Friday, March 28, 2014

Accumulate. It's a dangerous little word that is employed to describe gently falling snow; the harmless growth of lint on the top bookshelf; or the inevitable gathering of ragged boxes, rusty tools, kits and caboodles found inside our garages. But those things that slowly accumulate can become merciless blizzards, a horde of cascading dust bunnies, and a backlog of space-stealing, flea market junk. Indeed, accumulate is a dangerous word.

What the Bible calls "trials and tribulations" accumulate too. Gradually, imperceptibly at first, the flakes fall silently down. A setback here. A disappointment there. A protracted illness. A wayward child. Deep, wordless pain. Anxiety about tomorrow. Without a sound, the weariness of life gathers until one day a look out the window reveals drifts the size of sand dunes crushing against the soul.

And sometimes it's not the accumulation of various difficulties that grows so heavy; it's the accumulation of time. A single burden, a load that was once manageable, becomes impossible to bear if it is carried too long. Case in point, consider the familiar case of the weighted water bottle.

If you have a few minutes, take in your hand a single water bottle. It weighs about a pound. Hold it in your outstretched arm. How long can you maintain such a position? A few minutes and you won't be aware of the weight. Hold it for an hour and you will develop problems: Pain, tremors, and weakness. Hold it for hours on end and you will end up in need of a chiropractor, surgeon, or orthopedist. The bottle's weight, over time, will break down even the strongest person.

Yet, all of us have a bottle in our hand. All of us carry burdens. All of us suffer from accumulation: The accumulation of multiple hardships or the accumulation of time -- what we used to bear with ease, is now too much.
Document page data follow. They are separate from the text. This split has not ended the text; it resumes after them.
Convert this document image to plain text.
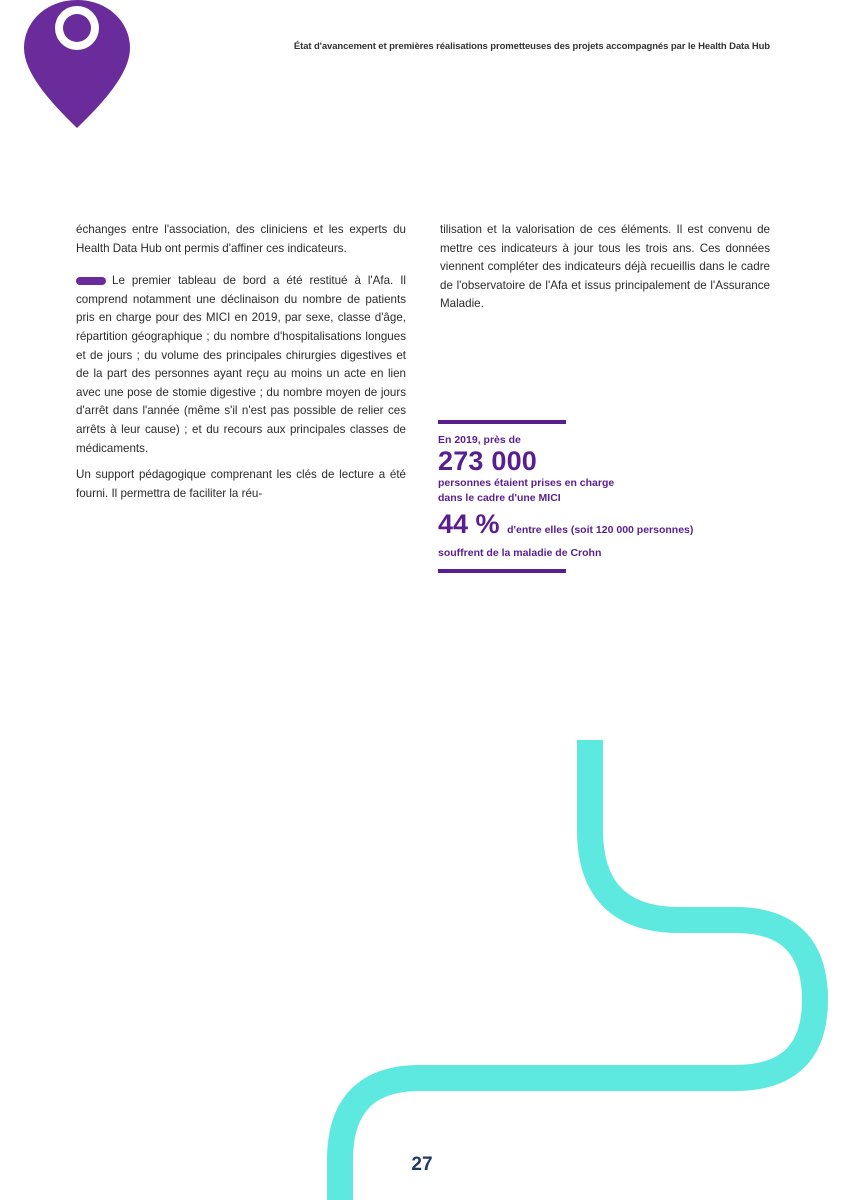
État d'avancement et premières réalisations prometteuses des projets accompagnés par le Health Data Hub

échanges entre l'association, des cliniciens et les experts du Health Data Hub ont permis d'affiner ces indicateurs.

Le premier tableau de bord a été restitué à l'Afa. Il comprend notamment une déclinaison du nombre de patients pris en charge pour des MICI en 2019, par sexe, classe d'âge, répartition géographique ; du nombre d'hospitalisations longues et de jours ; du volume des principales chirurgies digestives et de la part des personnes ayant reçu au moins un acte en lien avec une pose de stomie digestive ; du nombre moyen de jours d'arrêt dans l'année (même s'il n'est pas possible de relier ces arrêts à leur cause) ; et du recours aux principales classes de médicaments.

Un support pédagogique comprenant les clés de lecture a été fourni. Il permettra de faciliter la réu-

tilisation et la valorisation de ces éléments. Il est convenu de mettre ces indicateurs à jour tous les trois ans. Ces données viennent compléter des indicateurs déjà recueillis dans le cadre de l'observatoire de l'Afa et issus principalement de l'Assurance Maladie.

En 2019, près de
273 000
personnes étaient prises en charge
dans le cadre d'une MICI
44 % d'entre elles (soit 120 000 personnes)
souffrent de la maladie de Crohn
27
What do we do then?

Well, some of us have been taught to tough it out. "Rub some dirt on it and get back out there!" we are told. "Push through the pain," say life's drill sergeants. "If the bone ain't sticking out, then you ain't hurt," comes the call from the sidelines, a call full of tyranny and empty of compassion. So we soldier on, dragging our burdens with us, never acknowledging that we have been flattened by what we carry.
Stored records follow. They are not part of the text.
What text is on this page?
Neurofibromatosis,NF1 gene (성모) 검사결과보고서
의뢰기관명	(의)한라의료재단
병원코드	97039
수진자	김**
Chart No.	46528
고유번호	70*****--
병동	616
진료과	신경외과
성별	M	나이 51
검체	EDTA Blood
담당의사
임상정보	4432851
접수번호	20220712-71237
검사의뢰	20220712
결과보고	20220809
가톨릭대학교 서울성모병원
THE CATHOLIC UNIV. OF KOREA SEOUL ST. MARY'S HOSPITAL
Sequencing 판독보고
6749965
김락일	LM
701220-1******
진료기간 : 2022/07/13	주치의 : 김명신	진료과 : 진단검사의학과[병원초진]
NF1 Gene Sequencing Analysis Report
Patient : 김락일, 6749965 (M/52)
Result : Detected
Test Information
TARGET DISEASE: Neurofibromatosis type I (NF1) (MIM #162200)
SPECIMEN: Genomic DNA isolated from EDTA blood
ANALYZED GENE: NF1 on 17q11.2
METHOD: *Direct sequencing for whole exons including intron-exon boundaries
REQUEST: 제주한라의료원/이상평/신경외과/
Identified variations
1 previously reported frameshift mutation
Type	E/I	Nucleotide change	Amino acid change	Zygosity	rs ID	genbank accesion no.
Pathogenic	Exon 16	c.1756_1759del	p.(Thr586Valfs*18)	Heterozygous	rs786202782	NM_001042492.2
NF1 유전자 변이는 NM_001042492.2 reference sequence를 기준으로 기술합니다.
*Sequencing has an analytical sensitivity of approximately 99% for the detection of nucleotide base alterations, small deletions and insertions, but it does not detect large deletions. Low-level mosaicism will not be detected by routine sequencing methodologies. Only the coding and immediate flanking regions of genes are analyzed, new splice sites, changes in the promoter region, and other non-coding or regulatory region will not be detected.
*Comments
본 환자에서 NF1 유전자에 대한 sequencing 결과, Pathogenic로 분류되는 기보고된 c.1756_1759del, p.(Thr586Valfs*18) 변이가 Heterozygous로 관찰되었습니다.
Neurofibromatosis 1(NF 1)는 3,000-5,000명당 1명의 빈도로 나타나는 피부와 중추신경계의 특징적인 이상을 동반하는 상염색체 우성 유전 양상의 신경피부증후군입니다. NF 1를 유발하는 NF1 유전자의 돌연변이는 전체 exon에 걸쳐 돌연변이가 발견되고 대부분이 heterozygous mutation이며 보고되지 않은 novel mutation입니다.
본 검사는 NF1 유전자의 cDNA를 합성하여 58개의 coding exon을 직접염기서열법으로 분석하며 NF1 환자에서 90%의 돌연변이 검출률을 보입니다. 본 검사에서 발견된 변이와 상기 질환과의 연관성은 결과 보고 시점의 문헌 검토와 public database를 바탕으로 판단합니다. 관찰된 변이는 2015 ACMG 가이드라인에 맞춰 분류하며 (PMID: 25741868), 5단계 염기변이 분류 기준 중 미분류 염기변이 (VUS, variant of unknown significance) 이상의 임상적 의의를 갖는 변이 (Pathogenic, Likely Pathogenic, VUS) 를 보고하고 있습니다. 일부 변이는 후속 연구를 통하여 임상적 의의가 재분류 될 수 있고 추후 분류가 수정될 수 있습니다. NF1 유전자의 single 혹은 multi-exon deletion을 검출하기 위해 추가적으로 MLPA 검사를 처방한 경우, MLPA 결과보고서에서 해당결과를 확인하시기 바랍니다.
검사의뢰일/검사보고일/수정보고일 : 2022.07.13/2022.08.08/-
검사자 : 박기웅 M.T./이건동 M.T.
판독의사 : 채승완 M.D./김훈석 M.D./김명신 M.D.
Others are taught to ignore their troubles. "Just be positive. There's no need to make a mountain out of a molehill. I'm sure things will work out in time. You know, there's always someone worse off than you." Such numbskulled proverbs roll easily off the tongue, but land like hammer blows on the ones already so broken they cannot stand.
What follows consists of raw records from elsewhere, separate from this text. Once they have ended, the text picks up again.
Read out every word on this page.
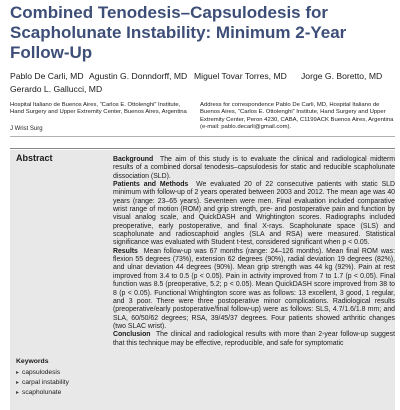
Combined Tenodesis–Capsulodesis for Scapholunate Instability: Minimum 2-Year Follow-Up
Pablo De Carli, MD Agustin G. Donndorff, MD Miguel Tovar Torres, MD Jorge G. Boretto, MD
Gerardo L. Gallucci, MD
Hospital Italiano de Buenos Aires, “Carlos E. Ottolenghi” Institute, Hand Surgery and Upper Extremity Center, Buenos Aires, Argentina
Address for correspondence Pablo De Carli, MD, Hospital Italiano de Buenos Aires, “Carlos E. Ottolenghi” Institute, Hand Surgery and Upper Extremity Center, Peron 4230, CABA, C1199ACK Buenos Aires, Argentina (e-mail: pablo.decarli@gmail.com).
J Wrist Surg
Abstract	Background The aim of this study is to evaluate the clinical and radiological midterm results of a combined dorsal tenodesis–capsulodesis for static and reducible scapholunate dissociation (SLD).
Patients and Methods We evaluated 20 of 22 consecutive patients with static SLD minimum with follow-up of 2 years operated between 2003 and 2012. The mean age was 40 years (range: 23–65 years). Seventeen were men. Final evaluation included comparative wrist range of motion (ROM) and grip strength, pre- and postoperative pain and function by visual analog scale, and QuickDASH and Wrightington scores. Radiographs included preoperative, early postoperative, and final X-rays. Scapholunate space (SLS) and scapholunate and radioscaphoid angles (SLA and RSA) were measured. Statistical significance was evaluated with Student t-test, considered significant when p < 0.05.
Results Mean follow-up was 67 months (range: 24–126 months). Mean final ROM was: flexion 55 degrees (73%), extension 62 degrees (90%), radial deviation 19 degrees (82%), and ulnar deviation 44 degrees (90%). Mean grip strength was 44 kg (92%). Pain at rest improved from 3.4 to 0.5 (p < 0.05). Pain in activity improved from 7 to 1.7 (p < 0.05). Final function was 8.5 (preoperative, 5.2; p < 0.05). Mean QuickDASH score improved from 38 to 8 (p < 0.05). Functional Wrightington score was as follows: 13 excellent, 3 good, 1 regular, and 3 poor. There were three postoperative minor complications. Radiological results (preoperative/early postoperative/final follow-up) were as follows: SLS, 4.7/1.6/1.8 mm; and SLA, 60/50/62 degrees; RSA, 39/45/37 degrees. Four patients showed arthritic changes (two SLAC wrist).
Conclusion The clinical and radiological results with more than 2-year follow-up suggest that this technique may be effective, reproducible, and safe for symptomatic

Keywords
▸ capsulodesis
▸ carpal instability
▸ scapholunate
So caught between comforters who offer no comfort and burdens that cannot be unburdened, those who "suffer the slings and arrows of outrageous fortune," usually go crazy, grow numb, or give up. They suffer in silence, the accumulating pain gathering oh so steadily, until they break. But in the breaking is the deliverance.

Jesus once said, "Come to me, all of you who are weary and carry heavy burdens." Obviously, he recognized the human condition, offering far more than harsh motivation or disparaging clichés. He was speaking to burdened, broken people who needed actual relief, so that is what he offered. "I will give you rest...you will find rest for your souls," he said.

With this invitation Jesus also recognized that only those who knew they were burdened, who were finally finished trying to shovel out from beneath their amassed weariness, who were exhausted by their burdens, would be able to hear him.

Vibrant spirituality is not as magical or as metaphysical as religion has made it. Quite simply, when one has been sufficiently broken -- cracked open as it were by life's experiences -- then the relief and redemption they so desperately need will be there waiting for them. As Leonard Cohen wrote, "There's a crack in everything. That's how the light gets in." And that's exactly how accumulated burdens get lifted.